Sunday, April 6, 2014

Oh Good, A New Thing to Stress About

Alright, let's start with baby updates before I plow into my new, and admittedly dumb, set of anxieties.

I've finally got to the point where I no longer look questionably chubby, but actually, no kidding, pregnant. So, now, a baby bump photo!

To be fair, my bump here is about 70% baby and 30% pasta. 

This has resulted in people coming up and, without warning, touching me and my belly.

For those of you who think that this is a good thing to do, I'm gonna let you in on what Grey and I's plan is for future baby gropers. We're going to look them dead in the eye and touch their belly, smiling like Stepford wives, completely silent.

I am almost looking forward to a stranger coming up to me and getting to experience this moment with me and my beloved husband.

I may also bite you. Also, do NOT type "bite" into Google images.

We also had our second ultrasound, which, unlike the first one, went super duper awesome. We found out she is going to inherit our short legs (sorry, baby, we're not made to be dancers), but is otherwise perfectly on track size wise. Really, the only thing of note is she went from looking like a mushroom to looking like the creepiest thing I have ever seen.

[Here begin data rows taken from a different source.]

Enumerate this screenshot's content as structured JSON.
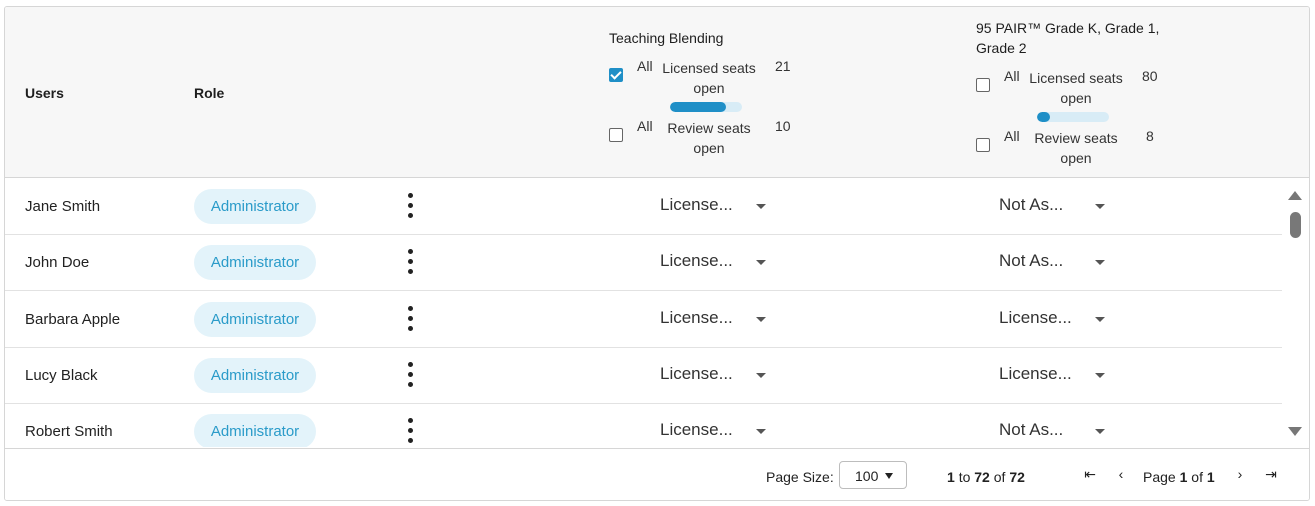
{
  "columns": {
    "users": "Users",
    "role": "Role"
  },
  "courses": [
    {
      "title": "Teaching Blending",
      "licensed": {
        "all": "All",
        "label": "Licensed seats open",
        "count": "21",
        "checked": true
      },
      "progress_fraction": 0.78,
      "review": {
        "all": "All",
        "label": "Review seats open",
        "count": "10",
        "checked": false
      }
    },
    {
      "title": "95 PAIR™ Grade K, Grade 1, Grade 2",
      "licensed": {
        "all": "All",
        "label": "Licensed seats open",
        "count": "80",
        "checked": false
      },
      "progress_fraction": 0.18,
      "review": {
        "all": "All",
        "label": "Review seats open",
        "count": "8",
        "checked": false
      }
    }
  ],
  "rows": [
    {
      "name": "Jane Smith",
      "role": "Administrator",
      "course1": "License...",
      "course2": "Not As..."
    },
    {
      "name": "John Doe",
      "role": "Administrator",
      "course1": "License...",
      "course2": "Not As..."
    },
    {
      "name": "Barbara Apple",
      "role": "Administrator",
      "course1": "License...",
      "course2": "License..."
    },
    {
      "name": "Lucy Black",
      "role": "Administrator",
      "course1": "License...",
      "course2": "License..."
    },
    {
      "name": "Robert Smith",
      "role": "Administrator",
      "course1": "License...",
      "course2": "Not As..."
    }
  ],
  "footer": {
    "page_size_label": "Page Size:",
    "page_size_value": "100",
    "range_from": "1",
    "range_to_word": "to",
    "range_to": "72",
    "range_of_word": "of",
    "range_total": "72",
    "page_word": "Page",
    "page_current": "1",
    "page_of_word": "of",
    "page_total": "1",
    "first_icon": "⇤",
    "prev_icon": "‹",
    "next_icon": "›",
    "last_icon": "⇥"
  },
  "colors": {
    "accent": "#1f8fc7",
    "badge_bg": "#e3f3fa",
    "badge_text": "#2a9bc9",
    "header_bg": "#f7f7f7"
  }
}
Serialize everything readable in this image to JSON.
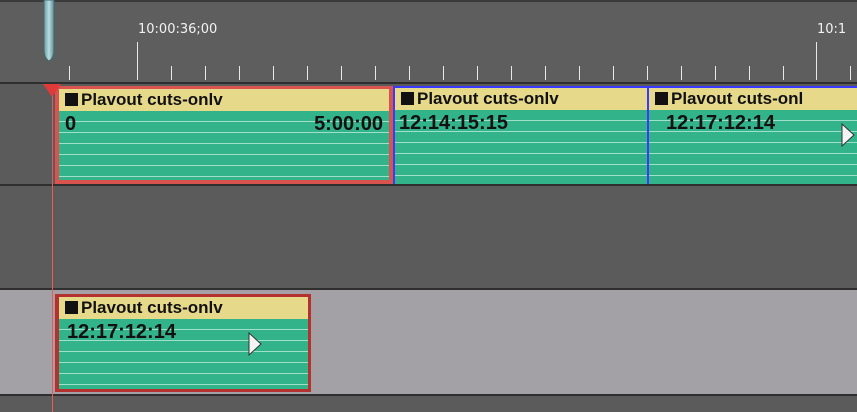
{
  "ruler": {
    "timecodes": [
      "10:00:36;00",
      "10:1"
    ]
  },
  "tracks": {
    "video1": {
      "clips": [
        {
          "title": "Plavout cuts-onlv",
          "tc_in": "0",
          "tc_out": "5:00:00",
          "selected": true
        },
        {
          "title": "Plavout cuts-onlv",
          "tc_in": "12:14:15:15"
        },
        {
          "title": "Plavout cuts-onl",
          "tc_in": "12:17:12:14",
          "has_play_arrow": true
        }
      ]
    },
    "audio1": {
      "clips": [
        {
          "title": "Plavout cuts-onlv",
          "tc_in": "12:17:12:14",
          "has_play_arrow": true
        }
      ]
    }
  },
  "colors": {
    "clip_body": "#32b38a",
    "clip_header": "#e7d98a",
    "selected_border": "#d9534f",
    "clip_boundary": "#3a3aff",
    "playhead": "#e65c5c",
    "track_dark": "#5b5b5b",
    "track_light": "#a3a1a6"
  },
  "icons": {
    "playhead_handle": "playhead-handle-icon",
    "clip_marker": "square-icon",
    "play_arrow": "play-arrow-icon"
  }
}
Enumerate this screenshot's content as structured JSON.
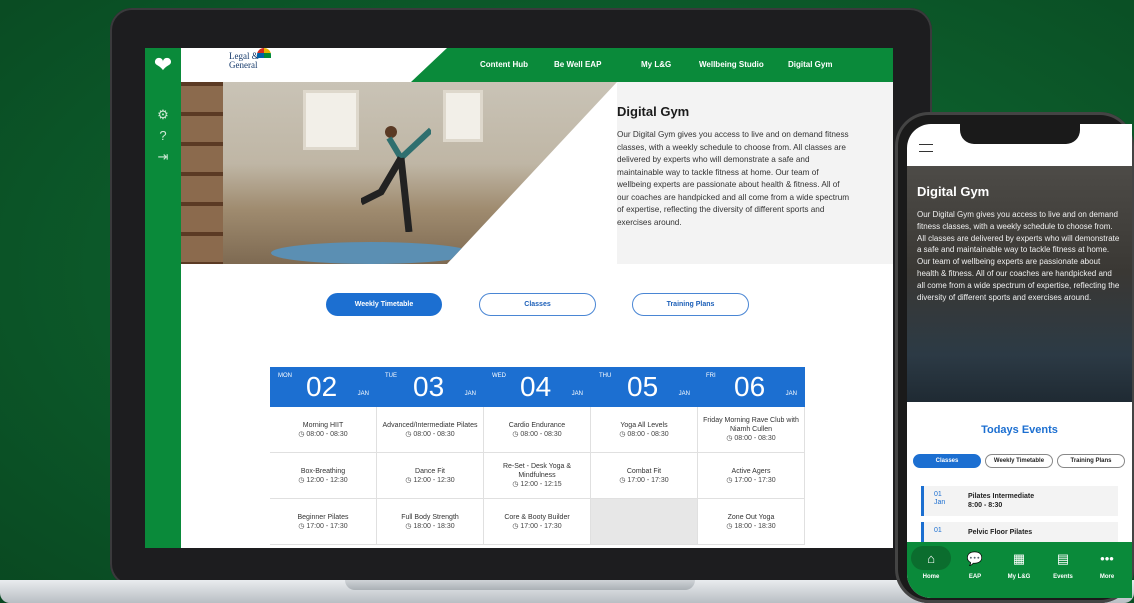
{
  "sidebar": {
    "icons": [
      "heart-logo-icon",
      "gear-icon",
      "help-icon",
      "logout-icon"
    ]
  },
  "header": {
    "brand_line1": "Legal &",
    "brand_line2": "General",
    "nav": [
      "Content Hub",
      "Be Well EAP",
      "My L&G",
      "Wellbeing Studio",
      "Digital Gym"
    ]
  },
  "hero": {
    "title": "Digital Gym",
    "body": "Our Digital Gym gives you access to live and on demand fitness classes, with a weekly schedule to choose from. All classes are delivered by experts who will demonstrate a safe and maintainable way to tackle fitness at home. Our team of wellbeing experts are passionate about health & fitness. All of our coaches are handpicked and all come from a wide spectrum of expertise, reflecting the diversity of different sports and exercises around."
  },
  "tabs": [
    {
      "label": "Weekly Timetable",
      "active": true
    },
    {
      "label": "Classes",
      "active": false
    },
    {
      "label": "Training Plans",
      "active": false
    }
  ],
  "timetable": {
    "days": [
      {
        "dow": "MON",
        "date": "02",
        "month": "JAN"
      },
      {
        "dow": "TUE",
        "date": "03",
        "month": "JAN"
      },
      {
        "dow": "WED",
        "date": "04",
        "month": "JAN"
      },
      {
        "dow": "THU",
        "date": "05",
        "month": "JAN"
      },
      {
        "dow": "FRI",
        "date": "06",
        "month": "JAN"
      }
    ],
    "rows": [
      [
        {
          "name": "Morning HIIT",
          "time": "08:00 - 08:30"
        },
        {
          "name": "Advanced/Intermediate Pilates",
          "time": "08:00 - 08:30"
        },
        {
          "name": "Cardio Endurance",
          "time": "08:00 - 08:30"
        },
        {
          "name": "Yoga All Levels",
          "time": "08:00 - 08:30"
        },
        {
          "name": "Friday Morning Rave Club with Niamh Cullen",
          "time": "08:00 - 08:30"
        }
      ],
      [
        {
          "name": "Box-Breathing",
          "time": "12:00 - 12:30"
        },
        {
          "name": "Dance Fit",
          "time": "12:00 - 12:30"
        },
        {
          "name": "Re-Set - Desk Yoga & Mindfulness",
          "time": "12:00 - 12:15"
        },
        {
          "name": "Combat Fit",
          "time": "17:00 - 17:30"
        },
        {
          "name": "Active Agers",
          "time": "17:00 - 17:30"
        }
      ],
      [
        {
          "name": "Beginner Pilates",
          "time": "17:00 - 17:30"
        },
        {
          "name": "Full Body Strength",
          "time": "18:00 - 18:30"
        },
        {
          "name": "Core & Booty Builder",
          "time": "17:00 - 17:30"
        },
        {
          "name": "",
          "time": ""
        },
        {
          "name": "Zone Out Yoga",
          "time": "18:00 - 18:30"
        }
      ]
    ]
  },
  "phone": {
    "title": "Digital Gym",
    "body": "Our Digital Gym gives you access to live and on demand fitness classes, with a weekly schedule to choose from. All classes are delivered by experts who will demonstrate a safe and maintainable way to tackle fitness at home. Our team of wellbeing experts are passionate about health & fitness. All of our coaches are handpicked and all come from a wide spectrum of expertise, reflecting the diversity of different sports and exercises around.",
    "events_title": "Todays Events",
    "tabs": [
      {
        "label": "Classes",
        "active": true
      },
      {
        "label": "Weekly Timetable",
        "active": false
      },
      {
        "label": "Training Plans",
        "active": false
      }
    ],
    "events": [
      {
        "day": "01",
        "month": "Jan",
        "name": "Pilates Intermediate",
        "time": "8:00 - 8:30"
      },
      {
        "day": "01",
        "month": "",
        "name": "Pelvic Floor Pilates",
        "time": ""
      }
    ],
    "bottom_nav": [
      {
        "label": "Home",
        "icon": "home-icon"
      },
      {
        "label": "EAP",
        "icon": "chat-icon"
      },
      {
        "label": "My L&G",
        "icon": "building-icon"
      },
      {
        "label": "Events",
        "icon": "calendar-icon"
      },
      {
        "label": "More",
        "icon": "more-icon"
      }
    ]
  },
  "colors": {
    "brand_green": "#0a8a3a",
    "accent_blue": "#1c6fd1",
    "background": "#0c5a2a"
  }
}
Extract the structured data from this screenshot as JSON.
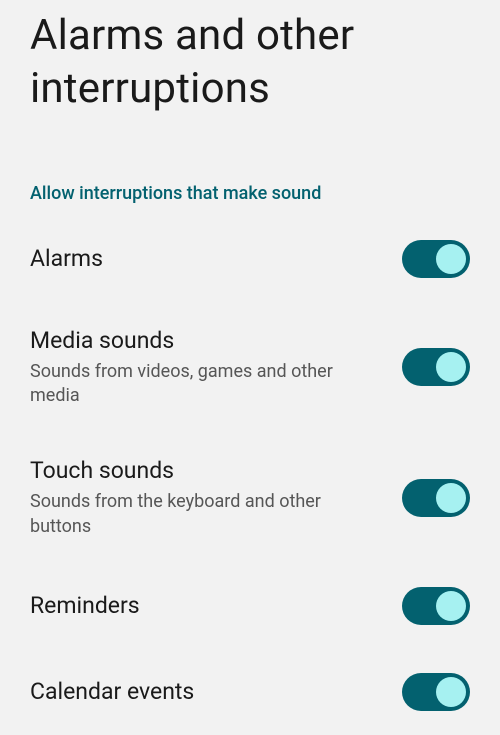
{
  "page": {
    "title": "Alarms and other interruptions"
  },
  "section": {
    "header": "Allow interruptions that make sound"
  },
  "settings": {
    "alarms": {
      "title": "Alarms",
      "subtitle": "",
      "on": true
    },
    "media_sounds": {
      "title": "Media sounds",
      "subtitle": "Sounds from videos, games and other media",
      "on": true
    },
    "touch_sounds": {
      "title": "Touch sounds",
      "subtitle": "Sounds from the keyboard and other buttons",
      "on": true
    },
    "reminders": {
      "title": "Reminders",
      "subtitle": "",
      "on": true
    },
    "calendar_events": {
      "title": "Calendar events",
      "subtitle": "",
      "on": true
    }
  },
  "colors": {
    "accent": "#03616f",
    "thumb_on": "#a6f1f1",
    "bg": "#f2f2f2"
  }
}
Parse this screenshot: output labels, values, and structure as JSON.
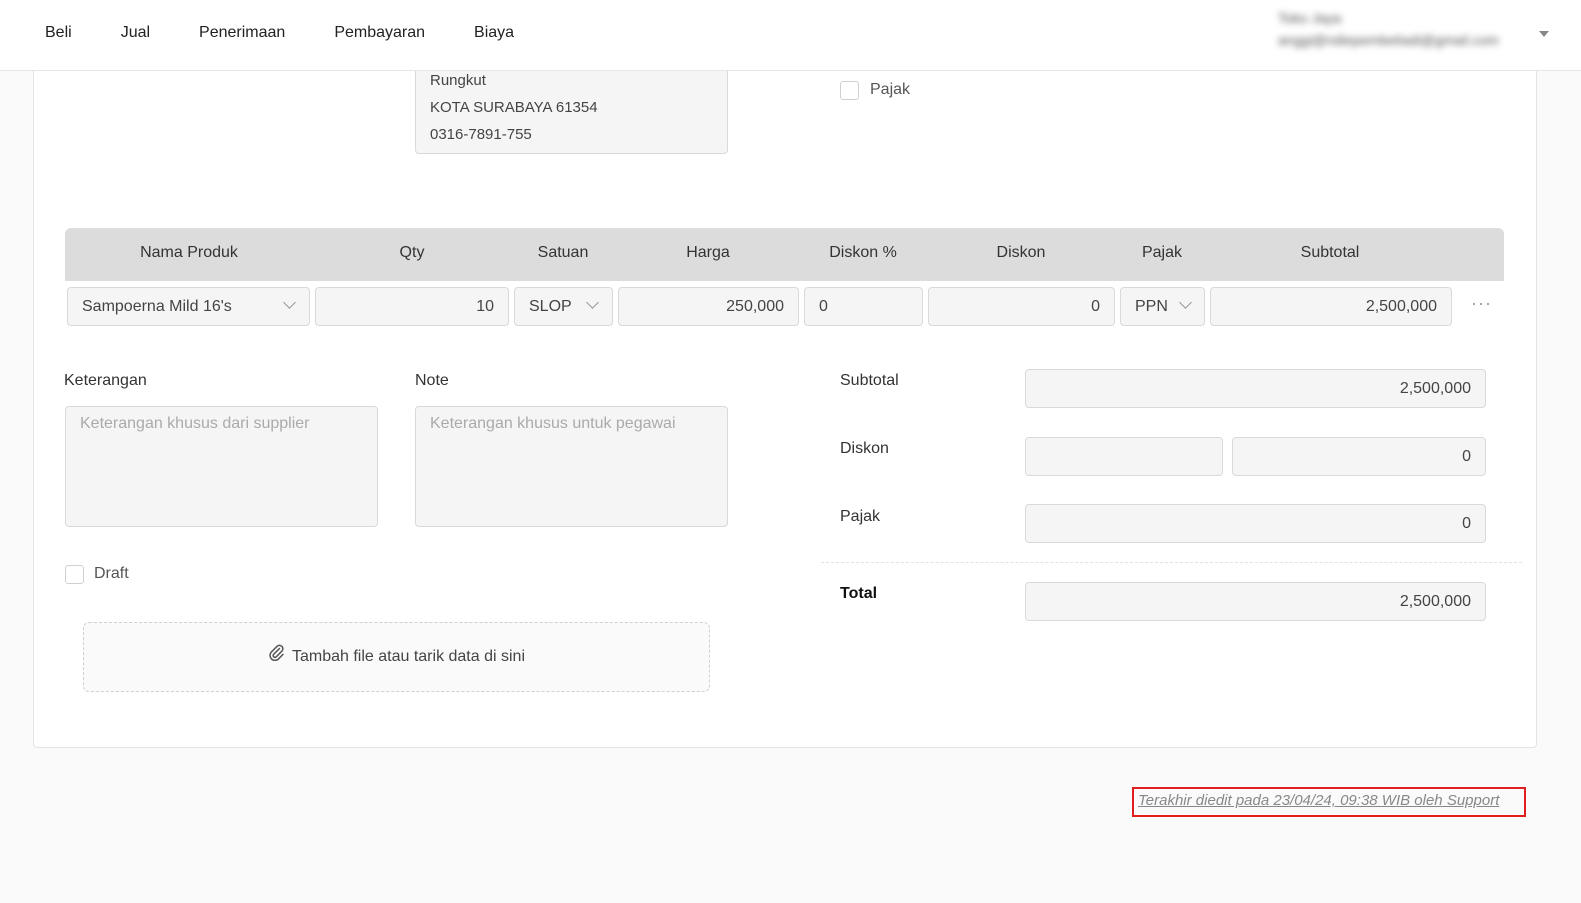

I'm not kidding, people. That's her eyeball.

Alright, so onto the topic of the blog!

I'll just cut to the chase. To add onto all the normal terrors surrounding having a baby, like growing the baby, and having the baby and then taking care of the baby, I have a new fear that a random blog and a podcast has instilled in me.

*deep breath*

I am worried that I won't love my cats after my baby gets here.

Please realize that I do not love my cats more than I do my people. I'm not a crazy person, I promise. I know the difference between pet love and child love. Even if I do have a picture of my cat's feet as my wallpaper, I do know that I love Grey more than them.

Look at how cute those feet are, though.

However, every since I heard John Hodgman of the Judge John Hodgman Podcast tell someone that as soon as his child was born, he, quote, "stopped loving his stupid cats," I have started looking at my three tiny, overweight, fuzzy kitty babies and wondering if my affection for them is on a countdown timer.

So, like I handle most of life's problems, I turned to the Internet. When I asked the almightly Google the question, "Will I still love my cats after I have a baby?," the answer I was given was, nah, probably not, they're just going to annoy you until you eventually regret even having them.

This has filled me with anxiety, which I then feel stupid for feeling because they are just animals, which make me feel even worse because they are not just any animals, they are my pets, which shoots me right back to the anxiety. It's a viscous swirl of emotions.

Much like this is a swirl of delicious, chilly flavors.

Here's the thing: I feel I owe it to my cats to keep loving them, because it was my decision to bring them into my home and make them a part of my life. Yes, they poop a lot and throw up on everything and ignore me when I tell them to get off the table, but they are my poopy, vomitty kitties and they make me really happy.

Momma, please don't stop loving me. I just want belly rubs and then to eat all the food in the house.

So, that's where I'm at now. Just worrying about how I will feel about my kitties after Ripley gets here. I suppose it's just something I'll have to tackle when we get there, and try not to stress about it too much until then.

I suppose I'll just have to fill the time till then with cat cuddles and unicorn costumes.

A face I could never stop loving, I hope.